Kentish Gazette Canterbury & District
Remember life before Wetherspoon pubs?
From a former cinema to a furniture store - there’s a rich history behind each of the district’s Spoons...
The Thomas Ingoldsby in Burgate opened as a Wetherspoon pub in 1997. The site used to be home to Courts furniture store. The pub gets its name from Richard Harris Barham who was born in 1788, at 61 Burgate, across the road. Using the pen name Thomas Ingoldsby, he wrote The Ingoldsby Legends which first appeared in 1840 in a periodical edited by Charles Dickens. Canterbury is blessed with not one, but two Wetherspoon pubs. When the West Gate Inn opened in 1999 at 1-3 North Lane it also swallowed up what was the Falstaff Tap next door.
The Grade Ii-listed building is positioned near Canterbury’s West Gate, which it takes its name from. The Saxon Shore Wetherspoon pub opened in Herne Bay in 1999. The site was previously occupied by Collard’s Restaurant and Hotel in the 1890s. It later became the Tower Hotel, before it was gutted by fire and demolished in 1932.
A new building was constructed the following year, with owner Ronald Loader creating a restaurant and a 3,000 sq ft ballroom.

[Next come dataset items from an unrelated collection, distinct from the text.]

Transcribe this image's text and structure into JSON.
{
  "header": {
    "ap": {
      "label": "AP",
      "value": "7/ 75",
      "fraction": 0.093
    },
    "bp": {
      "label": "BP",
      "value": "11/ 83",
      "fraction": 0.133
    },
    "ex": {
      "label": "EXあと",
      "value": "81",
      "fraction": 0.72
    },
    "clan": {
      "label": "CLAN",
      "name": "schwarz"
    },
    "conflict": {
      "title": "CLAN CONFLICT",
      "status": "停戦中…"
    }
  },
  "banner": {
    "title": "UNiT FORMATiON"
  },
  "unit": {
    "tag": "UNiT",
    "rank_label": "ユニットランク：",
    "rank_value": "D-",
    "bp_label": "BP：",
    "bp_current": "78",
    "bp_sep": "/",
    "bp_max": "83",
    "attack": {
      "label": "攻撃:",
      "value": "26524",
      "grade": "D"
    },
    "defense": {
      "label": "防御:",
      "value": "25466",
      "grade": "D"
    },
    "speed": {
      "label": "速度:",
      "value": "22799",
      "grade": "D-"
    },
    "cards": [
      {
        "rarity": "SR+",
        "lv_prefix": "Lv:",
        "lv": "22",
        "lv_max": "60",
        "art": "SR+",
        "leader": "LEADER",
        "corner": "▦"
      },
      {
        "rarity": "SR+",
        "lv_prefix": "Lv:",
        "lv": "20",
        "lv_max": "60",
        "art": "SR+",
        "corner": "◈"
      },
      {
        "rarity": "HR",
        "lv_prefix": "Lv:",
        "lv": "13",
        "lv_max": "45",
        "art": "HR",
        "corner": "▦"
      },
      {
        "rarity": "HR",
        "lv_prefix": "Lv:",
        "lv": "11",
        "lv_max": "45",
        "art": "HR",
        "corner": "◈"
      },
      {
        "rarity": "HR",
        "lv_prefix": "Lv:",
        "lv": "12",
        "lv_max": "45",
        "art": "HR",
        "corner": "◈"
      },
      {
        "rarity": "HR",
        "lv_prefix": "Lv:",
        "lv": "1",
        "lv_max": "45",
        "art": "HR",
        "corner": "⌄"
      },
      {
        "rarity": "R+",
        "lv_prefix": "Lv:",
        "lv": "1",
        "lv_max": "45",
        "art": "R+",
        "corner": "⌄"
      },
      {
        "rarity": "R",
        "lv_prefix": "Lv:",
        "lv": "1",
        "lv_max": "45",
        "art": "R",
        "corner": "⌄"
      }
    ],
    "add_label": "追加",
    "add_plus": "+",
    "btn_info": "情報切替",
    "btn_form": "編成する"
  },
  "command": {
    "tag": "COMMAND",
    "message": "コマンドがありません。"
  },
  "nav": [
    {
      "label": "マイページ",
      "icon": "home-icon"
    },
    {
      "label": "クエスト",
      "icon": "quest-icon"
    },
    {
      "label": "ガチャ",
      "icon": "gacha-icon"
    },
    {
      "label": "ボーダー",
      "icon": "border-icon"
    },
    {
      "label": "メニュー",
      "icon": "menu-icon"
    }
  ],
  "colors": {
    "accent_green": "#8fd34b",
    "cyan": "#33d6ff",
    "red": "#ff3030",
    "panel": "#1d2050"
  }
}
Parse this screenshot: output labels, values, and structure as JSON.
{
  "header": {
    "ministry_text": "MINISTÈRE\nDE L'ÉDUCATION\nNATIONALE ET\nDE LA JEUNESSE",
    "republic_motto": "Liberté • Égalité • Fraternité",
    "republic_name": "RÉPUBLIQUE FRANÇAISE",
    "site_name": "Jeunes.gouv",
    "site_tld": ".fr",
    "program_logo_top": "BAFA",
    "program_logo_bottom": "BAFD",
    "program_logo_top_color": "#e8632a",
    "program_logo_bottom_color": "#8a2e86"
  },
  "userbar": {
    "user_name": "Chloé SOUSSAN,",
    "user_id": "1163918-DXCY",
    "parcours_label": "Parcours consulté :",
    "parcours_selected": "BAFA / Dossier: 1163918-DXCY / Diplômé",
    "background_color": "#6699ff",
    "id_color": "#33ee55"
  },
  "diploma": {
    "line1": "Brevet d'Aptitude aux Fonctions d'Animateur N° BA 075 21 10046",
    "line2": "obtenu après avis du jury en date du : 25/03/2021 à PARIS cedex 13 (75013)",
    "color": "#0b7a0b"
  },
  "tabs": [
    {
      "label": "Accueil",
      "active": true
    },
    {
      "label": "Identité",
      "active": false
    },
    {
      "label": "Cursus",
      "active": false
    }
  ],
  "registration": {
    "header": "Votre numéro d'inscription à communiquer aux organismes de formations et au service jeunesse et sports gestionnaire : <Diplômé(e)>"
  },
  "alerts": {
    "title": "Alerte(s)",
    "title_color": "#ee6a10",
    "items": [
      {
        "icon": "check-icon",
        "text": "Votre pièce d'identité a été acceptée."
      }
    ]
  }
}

It was run as Chaplin’s by John and Sandra Young until 1998. Wetherspoon gave it the name The Saxon Shore, which dates back to the military forts built along the coast during the late Roman occupation. After a £1.5 million redevelopment, the old Gala bingo hall in Whitstable reopened as The Peter Cushing Wetherspoon pub in August 2011. The building was also formerly home to the Oxford Cinema.
Its name is a tribute to one of the town’s most famous former residents, actor Peter Cushing OBE, who was known for his many roles in Hammer Horror films and his numerous appearances as fictional detective Sherlock Holmes.